On remarque cependant que les républicains ne savent pas trop sur quel pied danser actuellement. Certains sont plus prudents qu’auparavant, marchent sur des œufs, comme Ron DeSantis, en se disant que de toutes façons, les partisans de Trump n'écoutent rien de ce qui est dit et qu’ils affirmeront simplement qu'il est poursuivi parce que c'est une chasse aux sorcières, mais qu'il était un très bon président ; les candidats savent qu’il ne faut surtout pas se mettre à dos ces électeurs, car leur réussite en dépend. De l'autre côté, à gauche, la plupart des hommes politiques font preuve d'une grande retenue, en évitant de dire que c'est politique. Ils font le moins de déclarations possible, ce qui les place dans une position difficile. Biden, Sanders, Schumer, Jeffries et tous ces hauts responsables politiques n'ont rien dit. Parce qu'il ne faut surtout pas donner de crédit à la thèse que les poursuites sont politiques Trump est aux aguets et ne laissera rien passer.

Gérald Olivier : Donald Trump a dénoncé ces accusations comme « fausses et fabriquées ». Il a plaidé non coupable et pointé du doigt le président actuel Joe Biden comme la vraie personne derrière cette mascarade judiciaire. « Ce jour vivra dans l’infamie », a-t-il déclaré, en sortant du palais de justice après sa première comparution. « Joe Biden restera dans les mémoires comme le plus corrompu des présidents de l’histoire de notre pays et surtout comme celui qui avec une bande de voyous, de malfrats et de marxistes a voulu détruire la démocratie américaine.»

Derrière ces affaires de justice il y a bien la volonté, non revendiquée, mais parfaitement lisible, du camp Démocrate, d’empêcher Donald Trump d’être candidat à la Maison Blanche en 2024. Et s’il parvenait néanmoins à être ce candidat, l’objectif de ces poursuites est de le décrédibiliser auprès de l’électorat indépendant et d’orienter la campagne sur sa personne et son comportement non pas sur le bilan du président sortant et probable candidat démocrate, Joe Biden.

Par sur que les électeurs se laissent aussi facilement convaincre.

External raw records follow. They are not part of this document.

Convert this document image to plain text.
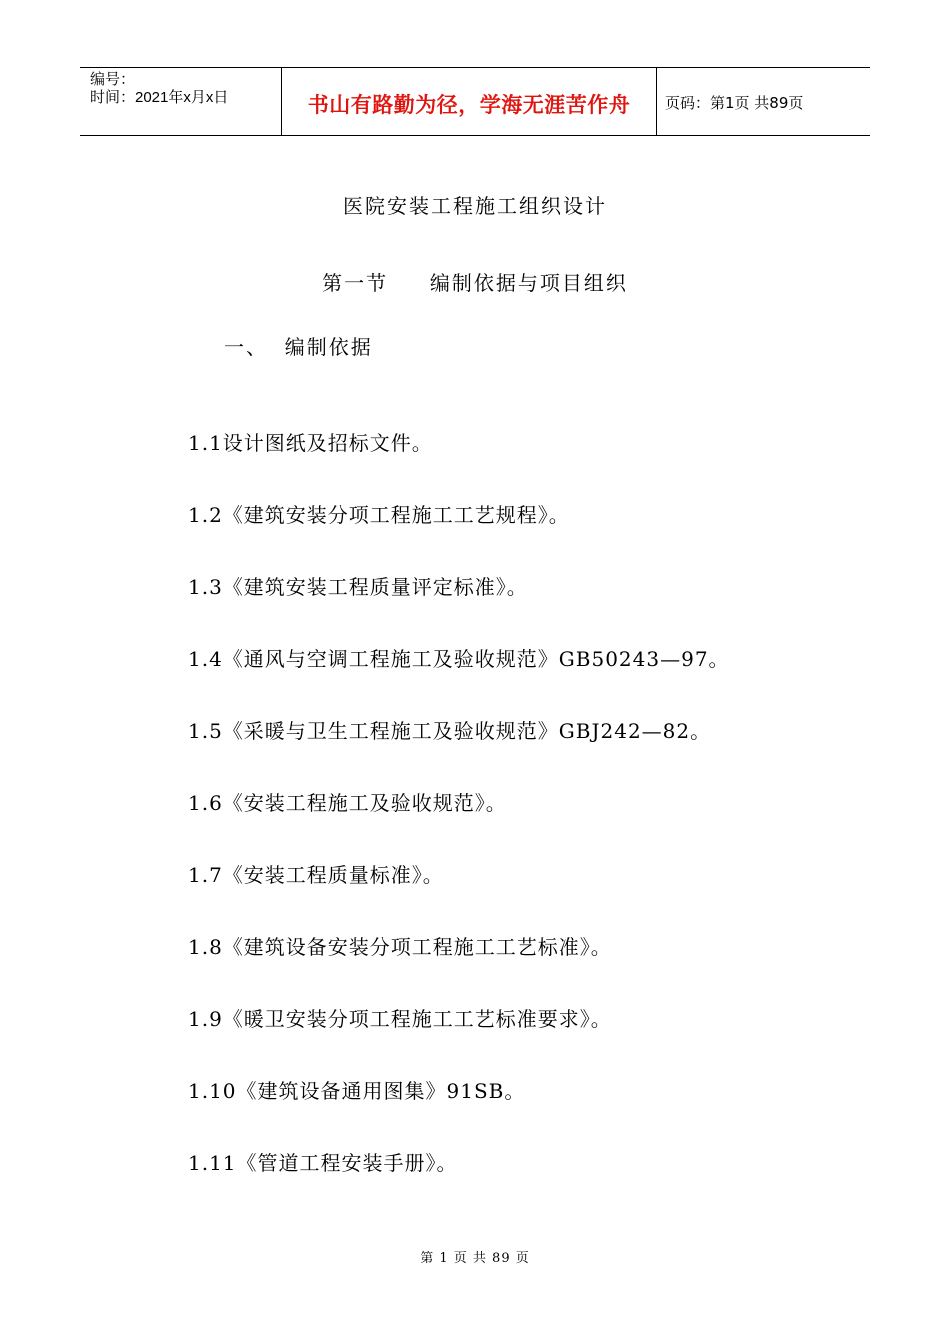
编号：
时间：2021年x月x日	书山有路勤为径，学海无涯苦作舟	页码：第1页 共89页
医院安装工程施工组织设计
第一节     编制依据与项目组织
一、  编制依据
1.1设计图纸及招标文件。
1.2《建筑安装分项工程施工工艺规程》。
1.3《建筑安装工程质量评定标准》。
1.4《通风与空调工程施工及验收规范》GB50243—97。
1.5《采暖与卫生工程施工及验收规范》GBJ242—82。
1.6《安装工程施工及验收规范》。
1.7《安装工程质量标准》。
1.8《建筑设备安装分项工程施工工艺标准》。
1.9《暖卫安装分项工程施工工艺标准要求》。
1.10《建筑设备通用图集》91SB。
1.11《管道工程安装手册》。
第 1 页 共 89 页
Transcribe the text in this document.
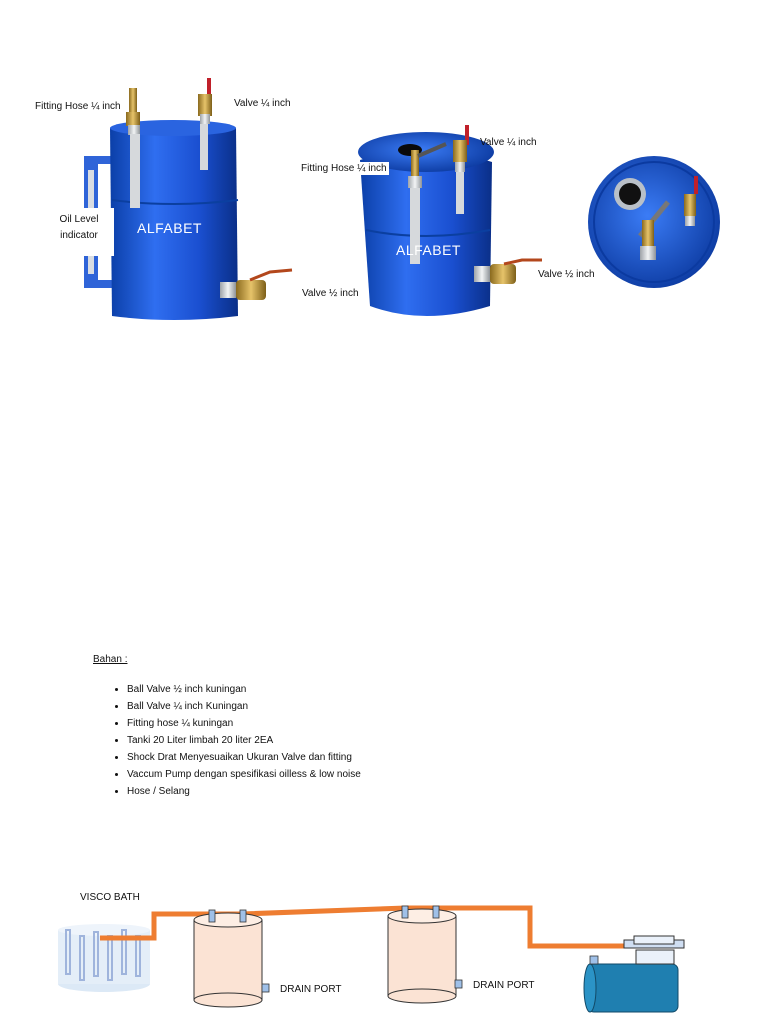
Fitting Hose ¼ inch	Valve ¼ inch
Valve ½ inch
ALFABET
Oil Level
indicator
Fitting Hose ¼ inch
Valve ¼ inch
Valve ½ inch
ALFABET
Bahan :
• Ball Valve ½ inch kuningan
• Ball Valve ¼ inch Kuningan
• Fitting hose ¼ kuningan
• Tanki 20 Liter limbah 20 liter 2EA
• Shock Drat Menyesuaikan Ukuran Valve dan fitting
• Vaccum Pump dengan spesifikasi oilless & low noise
• Hose / Selang
VISCO BATH
DRAIN PORT	DRAIN PORT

Selon un sondage CBS 75% des électeurs républicains ont affirmé que pour eux les accusations étaient motivées par des considérations « politiques ». Six sur dix ont dit que ces accusations ne changeraient pas leur vote en faveur de Trump. Et près de deux sur dix ont affirmé que ces accusations affectaient « favorablement » leur opinion de Trump. Seulement 7% des personnes interrogées ont dit que cela avait impacté défavorablement leur vision de l’ancien président.

Début avril, la cote de Trump avait même progressé après sa mise en accusation par le procureur Bragg.

Au regard de l’état de polarisation de la société américaine, quels sont les risques démocratiques qui entourent ce procès ? Le jeu en vaut-il la chandelle ?

Jean-Eric Branaa : Nous sommes dans une impasse, je dois vous le dire. En réalité, il n'y a aucune issue car on a véritable deux Amérique l’une en face de l’autre et Trump continuer à jouer de cela. Que se passera-t-il s'il ne s'en sort pas ? Comment les gens réagiront-ils ? Et s’il gagne ? Comment l’autre Amérique réagira-t-elle ?

Parce que si nous reprenons notre question initiale, tout repose sur notre conception de la Justice, et il est crucial que ce soit une idée commune ; si ce n’est plus le cas, la société s'effondre. Or, Trump est en train de faire chanceler notre société pour se propre défense personnelle, et c'est cela que nous devons comprendre aujourd'hui.

Au final, je ne vois qu’une conclusion : Il ne doit pas gagner, mais il ne doit pas non plus perdre. Dans tous les cas, la suite va être très compliqué.

Gérald Olivier : Je crois que les Américains comprennent clairement ce qui se passe. La justice est politisée et orientée. Le cas Donald Trump est un cas extrême et particulièrement visible, mais si vous êtes Républicain aux Etats-Unis, et particulièrement conservateur, si vous avez êtes croyant et traditionnaliste, si vous êtes un parent et vous souciez de l’éducation scolaire de vos enfants, vous allez avoir le gouvernement sur le dos. Les exemples se sont multipliés ces dernières années et tout récemment un rapport (Le rapport Durham) a dénoncé et détaillé la « politisation » du FBI. Les électons restent le meilleur moyen de corriger ces dérives. D’où l’importance de scrutins fiables et sûrs.